A portion of the former Erie Railroad mainline that once ran between Chicago and New York runs parallel to the trail for much of its path between Brady Lake and Kent.
If you know where to look, you can find a few relics of the Erie, although none of are functional any more.
They include a six-side former telephone shanty that was once used to call the dispatcher, the control box of a former yard light tower and a bridge over Breakneck Creek.
The telephone shanty lies on its side off the trail. I’ve seen it before, but on this day I noticed that vegetation is growing over it.
Built of concrete, the shanty was designed to last a long time, but the forces of nature are slowly breaking it down.
The control box for the light tower is in good condition, having been painted a few years ago. But the light tower itself is gone.
The tower was one of three that illuminated the yard and Akron Railroad Club member Bob Rohal said he used to climb those towers to change the light bulbs when he worked for the Erie back in the 1950s.
The bridge over Breakneck Creek is in the same situation as the telephone shanty.

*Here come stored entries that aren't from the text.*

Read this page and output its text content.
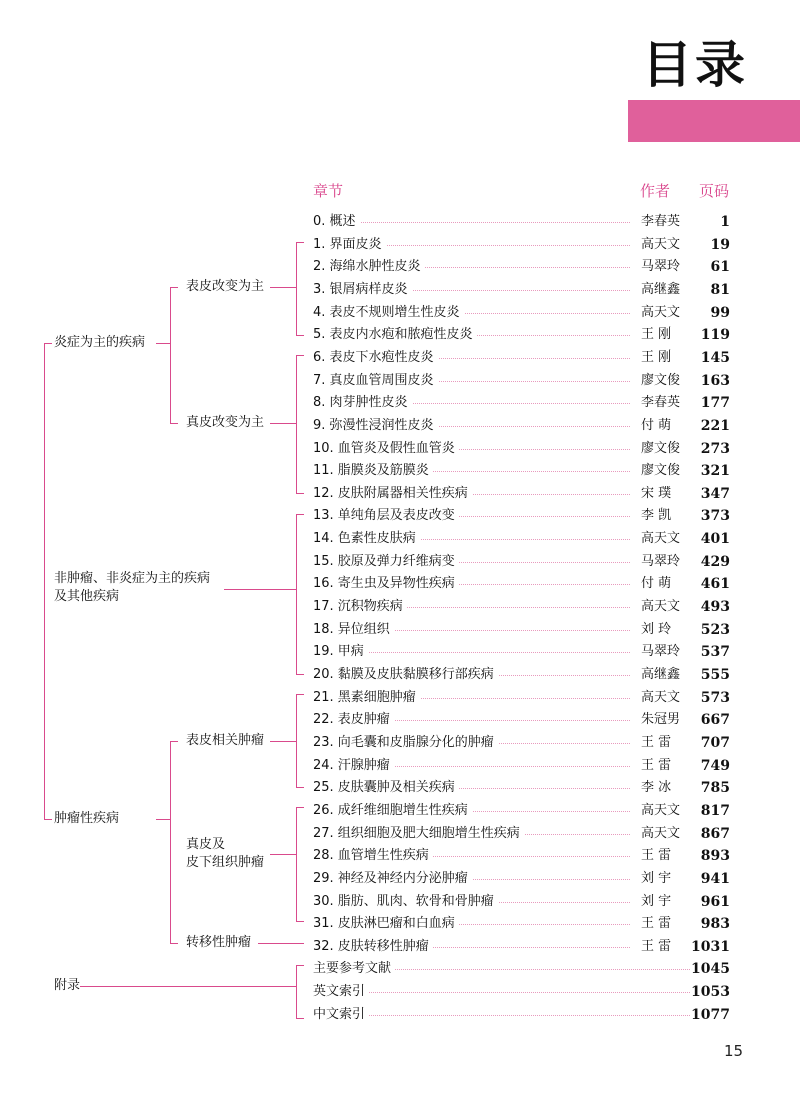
目录
章节	作者 页码
炎症为主的疾病
表皮改变为主
真皮改变为主
非肿瘤、非炎症为主的疾病
及其他疾病
肿瘤性疾病
表皮相关肿瘤
真皮及
皮下组织肿瘤
转移性肿瘤
附录
0. 概述	李春英	1
1. 界面皮炎	高天文 19
2. 海绵水肿性皮炎	马翠玲 61
3. 银屑病样皮炎	高继鑫 81
4. 表皮不规则增生性皮炎	高天文 99
5. 表皮内水疱和脓疱性皮炎	王 刚 119
6. 表皮下水疱性皮炎	王 刚 145
7. 真皮血管周围皮炎	廖文俊 163
8. 肉芽肿性皮炎	李春英 177
9. 弥漫性浸润性皮炎	付 萌 221
10. 血管炎及假性血管炎	廖文俊 273
11. 脂膜炎及筋膜炎	廖文俊 321
12. 皮肤附属器相关性疾病	宋 璞 347
13. 单纯角层及表皮改变	李 凯 373
14. 色素性皮肤病	高天文 401
15. 胶原及弹力纤维病变	马翠玲 429
16. 寄生虫及异物性疾病	付 萌 461
17. 沉积物疾病	高天文 493
18. 异位组织	刘 玲 523
19. 甲病	马翠玲 537
20. 黏膜及皮肤黏膜移行部疾病	高继鑫 555
21. 黑素细胞肿瘤	高天文 573
22. 表皮肿瘤	朱冠男 667
23. 向毛囊和皮脂腺分化的肿瘤	王 雷 707
24. 汗腺肿瘤	王 雷 749
25. 皮肤囊肿及相关疾病	李 冰 785
26. 成纤维细胞增生性疾病	高天文 817
27. 组织细胞及肥大细胞增生性疾病	高天文 867
28. 血管增生性疾病	王 雷 893
29. 神经及神经内分泌肿瘤	刘 宇 941
30. 脂肪、肌肉、软骨和骨肿瘤	刘 宇 961
31. 皮肤淋巴瘤和白血病	王 雷 983
32. 皮肤转移性肿瘤	王 雷 1031
主要参考文献	1045
英文索引	1053
中文索引	1077
15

It was built to last and is likely to be standing for some time to come. But the wood is rotting and the metal structure rusting away.
Then there is the track itself. From what I’ve observed in photographs, it is the former eastbound main, the westbound main having been removed in the 1970s.
When walking on the trail I try to imagine what it must have looked like when Erie and Erie Lackawanna trains used those rails. Conrail also used it for a time and it was during Conrail ownership that the infrastructure of the ex-Erie was greatly reduced.
Today, the Akron Barberton Cluster Railways uses the tracks, which are owned by Portage County. Service is infrequent and I’ve seldom seen trains on the line while out walking. I’ve never seen one on weekends when I am most likely to be on the trail.
It would be nice to see trains more often on the ex-Erie, but that is not likely to happen. So I rely mostly on my knowledge of railroad history and imagination to “see” what used to be while enjoying what is there now.